Es ist eine Ausnahme, wenn Sonja Roth ihren anderthalb- jährigen Sohn Mathis schon am Nachmittag sieht. Normalerweise sitzt die Politologin bis 18 Uhr in ihrem Büro in der TU Berlin, während ihr Mann das Kind betreut. Nach dem Examen und einem halben Jahr Elternzeit konnte sich Sonja Roth nicht vorstellen, den Start ins Berufsleben noch länger aufzuschieben.

Barbara Leitner |
    Ich wollte unbedingt danach einsteigen, weil ich so das Gefühl hatte, wenn ich jetzt noch zu Hause bleibe, wird es immer schwieriger einzusteigen; und es war ganz arg mein Wunsch, richtig zu arbeiten und auch voll zu arbeiten. Und mein Mann hat schon fünf Jahre Berufserfahrung gehabt, und für ihn war es völlig okay auszusteigen, und für ihn war es eher der Genuss, auch mal zu Hause sein zu können und Zeit zu haben für das Kind am Anfang.

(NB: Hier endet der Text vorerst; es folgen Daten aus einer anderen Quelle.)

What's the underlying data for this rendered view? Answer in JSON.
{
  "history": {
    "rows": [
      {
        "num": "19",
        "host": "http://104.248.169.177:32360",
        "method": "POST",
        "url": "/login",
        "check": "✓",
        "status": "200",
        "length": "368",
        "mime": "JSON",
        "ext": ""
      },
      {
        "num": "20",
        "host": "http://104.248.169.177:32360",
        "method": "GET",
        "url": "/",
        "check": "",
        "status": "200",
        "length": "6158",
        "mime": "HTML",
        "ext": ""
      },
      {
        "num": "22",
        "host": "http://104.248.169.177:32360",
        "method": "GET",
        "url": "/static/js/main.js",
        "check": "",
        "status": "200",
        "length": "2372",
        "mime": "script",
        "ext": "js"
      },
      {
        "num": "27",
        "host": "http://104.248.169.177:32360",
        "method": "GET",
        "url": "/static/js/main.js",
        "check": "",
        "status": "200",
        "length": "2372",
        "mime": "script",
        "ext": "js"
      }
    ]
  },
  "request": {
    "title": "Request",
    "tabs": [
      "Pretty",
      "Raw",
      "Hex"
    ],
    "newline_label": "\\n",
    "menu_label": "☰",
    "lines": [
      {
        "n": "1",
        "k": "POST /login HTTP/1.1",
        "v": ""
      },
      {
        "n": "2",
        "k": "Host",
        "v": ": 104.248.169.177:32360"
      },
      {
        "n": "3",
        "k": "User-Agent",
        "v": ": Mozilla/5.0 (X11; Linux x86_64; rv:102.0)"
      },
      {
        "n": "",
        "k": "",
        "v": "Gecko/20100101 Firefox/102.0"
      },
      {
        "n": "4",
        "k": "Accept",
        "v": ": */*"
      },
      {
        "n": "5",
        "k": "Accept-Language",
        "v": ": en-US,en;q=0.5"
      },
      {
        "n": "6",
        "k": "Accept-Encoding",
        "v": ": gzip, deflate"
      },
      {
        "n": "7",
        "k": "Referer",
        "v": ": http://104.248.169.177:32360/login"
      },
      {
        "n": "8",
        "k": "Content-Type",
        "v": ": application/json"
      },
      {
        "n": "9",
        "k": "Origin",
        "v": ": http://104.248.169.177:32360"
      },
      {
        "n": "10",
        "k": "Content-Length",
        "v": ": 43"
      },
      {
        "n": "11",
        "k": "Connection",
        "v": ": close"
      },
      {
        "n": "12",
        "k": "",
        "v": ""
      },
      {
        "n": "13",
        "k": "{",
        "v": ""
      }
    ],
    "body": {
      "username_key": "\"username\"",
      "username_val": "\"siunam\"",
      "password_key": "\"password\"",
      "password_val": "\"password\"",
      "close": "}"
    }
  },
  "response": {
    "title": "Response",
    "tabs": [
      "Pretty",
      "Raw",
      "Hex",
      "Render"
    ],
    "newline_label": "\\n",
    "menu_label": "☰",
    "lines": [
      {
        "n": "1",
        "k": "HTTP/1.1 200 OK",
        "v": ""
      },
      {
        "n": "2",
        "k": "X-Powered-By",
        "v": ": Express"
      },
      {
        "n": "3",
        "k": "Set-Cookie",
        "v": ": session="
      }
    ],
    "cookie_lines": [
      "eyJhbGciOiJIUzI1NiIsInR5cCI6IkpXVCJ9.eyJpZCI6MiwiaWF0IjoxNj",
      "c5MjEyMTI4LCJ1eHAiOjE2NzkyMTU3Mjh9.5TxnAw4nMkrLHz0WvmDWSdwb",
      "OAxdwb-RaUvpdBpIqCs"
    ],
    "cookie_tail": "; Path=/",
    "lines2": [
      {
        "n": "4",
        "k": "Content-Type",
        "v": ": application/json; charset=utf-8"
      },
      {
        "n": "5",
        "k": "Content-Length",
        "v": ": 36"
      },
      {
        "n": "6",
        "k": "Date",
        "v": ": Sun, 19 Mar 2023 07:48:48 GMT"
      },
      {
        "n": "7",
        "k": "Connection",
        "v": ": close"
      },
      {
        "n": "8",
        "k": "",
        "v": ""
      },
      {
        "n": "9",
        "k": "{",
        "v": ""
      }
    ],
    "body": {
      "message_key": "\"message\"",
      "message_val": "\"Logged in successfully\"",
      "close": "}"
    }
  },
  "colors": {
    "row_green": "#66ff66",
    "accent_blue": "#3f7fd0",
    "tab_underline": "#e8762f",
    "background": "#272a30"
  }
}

    Für ein paar Stunden am Tag bringt Sonja Roth ihren Sohn in eine Kinderkrippe. Für die übrige Zeit ist dann ihr Mann zuständig: Der ist Kinderarzt - und auf Teilzeit umgestiegen. Einer der wenigen also, die vom neuen Teilzeit-Gesetz der rot-grünen Bundesregierung Gebrauch machen. Das sind nicht einmal zwei Prozent aller Väter.

    Dabei würden viele Frauen davon profitieren, wenn ihre Männer - oder deren Arbeitgeber - flexibler wären. Die meisten nichterwerbstätigen Mütter mit Kindern bis zu 12 Jahren wollen berufstätig sein - so das Ergebnis einer Studie im Auftrag des Familienministeriums. In den alten Bundesländern sind es knapp 70 Prozent, in den neuen sogar 90 Prozent. Zudem würden im Westen viele Frauen mit Teilzeitjob gerne mehr arbeiten, wenn sie ihr Kind gut betreut wüssten. Doch gerade in den alten Bundesländern ist es nach wie vor schwierig, einen Platz in der Krippe, im Kindergarten oder im Hort zu finden. Sonja Roth hat die Situation in Baden-Württemberg erlebt:

    Es ist in Tübingen immer noch so, dass vor allem die Situation für Kinder unter drei Jahren katastrophal ist, und Sie kriegen im Prinzip nur einen Platz, wenn Sie alleinerziehend sind und unbedingt arbeiten müssen, in einem Programm sind, sonst gibt es keine Chance. Das einzige, was Sie sich organisieren können, sind Tagesmütter. Und das ist aber unglaublich teuer. Da gibt es auch keine städtische Initiative oder so, das müssen sie einfach privat bezahlen.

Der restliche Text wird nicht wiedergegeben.